After querying a nearest-neighbor index (e.g., NNDescent with Euclidean metric) for k-nearest neighbors on spatial coordinates, extract the flattened row indices, column indices, and distance values. Construct two CSR sparse matrices: (1) an adjacency matrix (float32) with indicator values of 1.0 at (i, j) positions for each k-neighbor pair, and (2) a distance matrix (float64) with the actual distance values. Set diagonal entries to 1.0 and 0.0 respectively if set_diag=True.

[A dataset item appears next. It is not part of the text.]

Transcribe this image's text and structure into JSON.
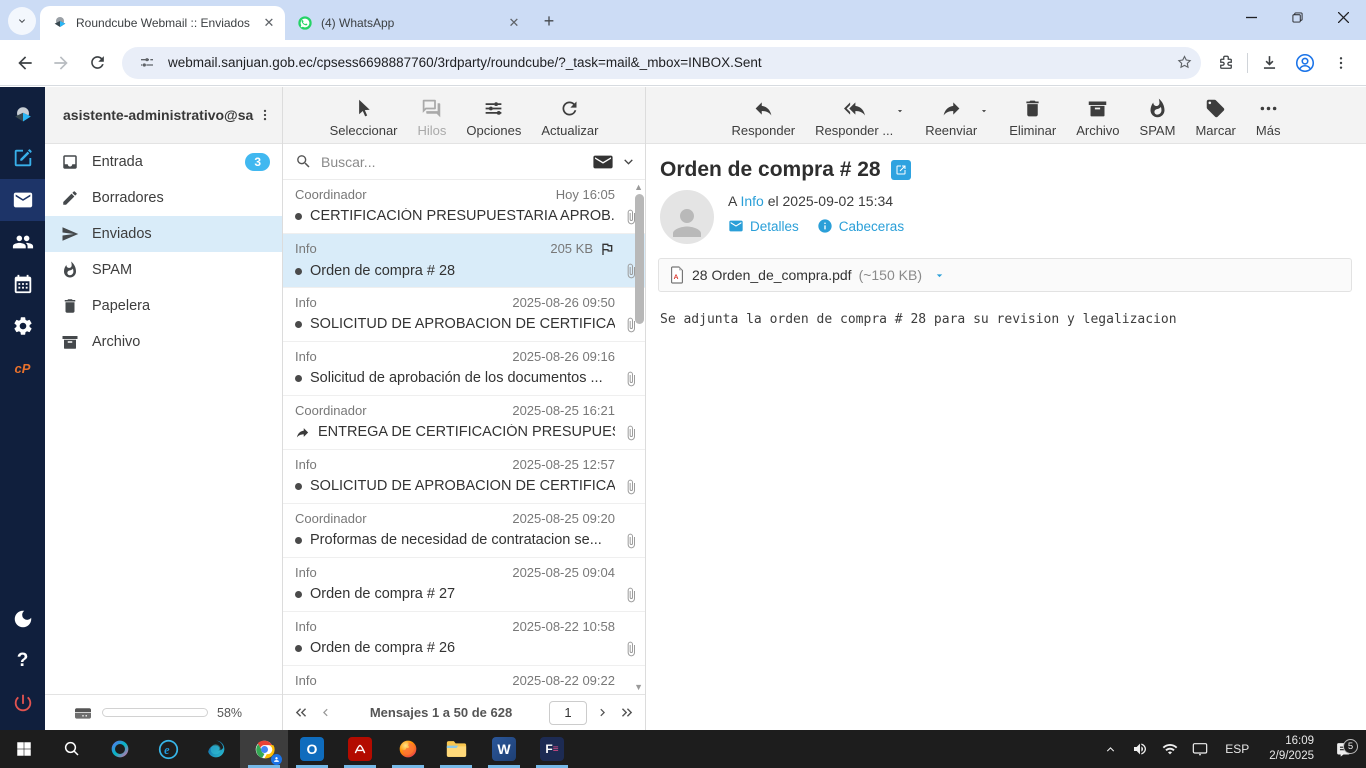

Verify that both matrices have shape (n_obs, n_obs), share identical sparsity patterns (same row/column indices), and are stored in CSR format for efficient row-wise access during subsequent spatial operations.

## Related tools

- **pynndescent** (Nearest-neighbor descent backend that queries spatial coordinates and returns k-neighbor indices and distances for input to sparse matrix construction) — https://github.com/lmcinnes/pynndescent
- **scipy.sparse** (CSR matrix construction and manipulation; provides csr_matrix class for efficient sparse storage)
- **numpy** (Array operations for flattening indices, creating sparse matrix data arrays, and setting diagonal entries)
- **Squidpy** (Spatial omics framework that integrates k-NN graph construction via GraphBuilderCSR and PynndescentKNNBuilder subclasses) — https://github.com/scverse/squidpy

## Examples

```
from scipy.sparse import csr_matrix; import numpy as np; indices_flat = np.repeat(np.arange(n_obs), k); cols = knn_indices.flatten(); data_adj = np.ones(len(indices_flat), dtype=np.float32); adj = csr_matrix((data_adj, (indices_flat, cols)), shape=(n_obs, n_obs), dtype=np.float32); dst = csr_matrix((knn_distances.flatten(), (indices_flat, cols)), shape=(n_obs, n_obs), dtype=np.float64)
```

## Evaluation signals

- Adjacency and distance matrices have identical shape (n_obs, n_obs) and identical sparsity patterns (same row/column indices).
- Both matrices are in CSR format (scipy.sparse.csr_matrix); verify via .format property and .has_sorted_indices.
- Adjacency matrix contains only 1.0 values (and 0.0 on diagonal if set_diag=False); distance matrix contains non-negative floats.
- Number of non-zero entries equals n_obs * k (plus n_obs if set_diag=True), reflecting k neighbors per observation.
- Diagonal entries of adj are 1.0 and diagonal entries of dst are 0.0 when set_diag=True; row-wise iteration produces k+1 neighbors per observation.

## Limitations

- Sparse indexing discards global distance information; only k-nearest distances are preserved, limiting global distance-based analyses.
- CSR format is optimized for row-wise access; column-wise or random (i,j) lookups require conversion or transposition, incurring overhead.
- Large k relative to n_obs reduces sparsity gains; trade-off between neighborhood completeness and memory efficiency must be evaluated per dataset.

## Evidence

- [other] Construct CSR sparse matrices for adjacency (adj, using float32 indicator values of 1.0) and distance (dst, using float64 distance values) from the flattened row/column indices and distances.: "Construct CSR sparse matrices for adjacency (adj, using float32 indicator values of 1.0) and distance (dst, using float64 distance values) from the flattened row/column indices and distances."
- [other] Query the NNDescent model for k-nearest neighbors (with k=n_neighs parameter) and extract indices and distances.: "Query the NNDescent model for k-nearest neighbors (with k=n_neighs parameter) and extract indices and distances."
- [other] Set diagonal values: adj diagonal to 1.0 if set_diag is True else existing values; dst diagonal to 0.0.: "Set diagonal values: adj diagonal to 1.0 if set_diag is True else existing values; dst diagonal to 0.0."
- [other] verify adjacency matrix shape matches (n_obs, n_obs), sparsity pattern is consistent between adj and dst, and matrices are in CSR format.: "verify adjacency matrix shape matches (n_obs, n_obs), sparsity pattern is consistent between adj and dst, and matrices are in CSR format."
- [other] Squidpy builds on scanpy and anndata, providing streamlined APIs for feature extraction and spatial statistics that enable scalable analysis of spatial molecular data.: "Squidpy builds on scanpy and anndata, providing streamlined APIs for feature extraction and spatial statistics that enable scalable analysis of spatial molecular data."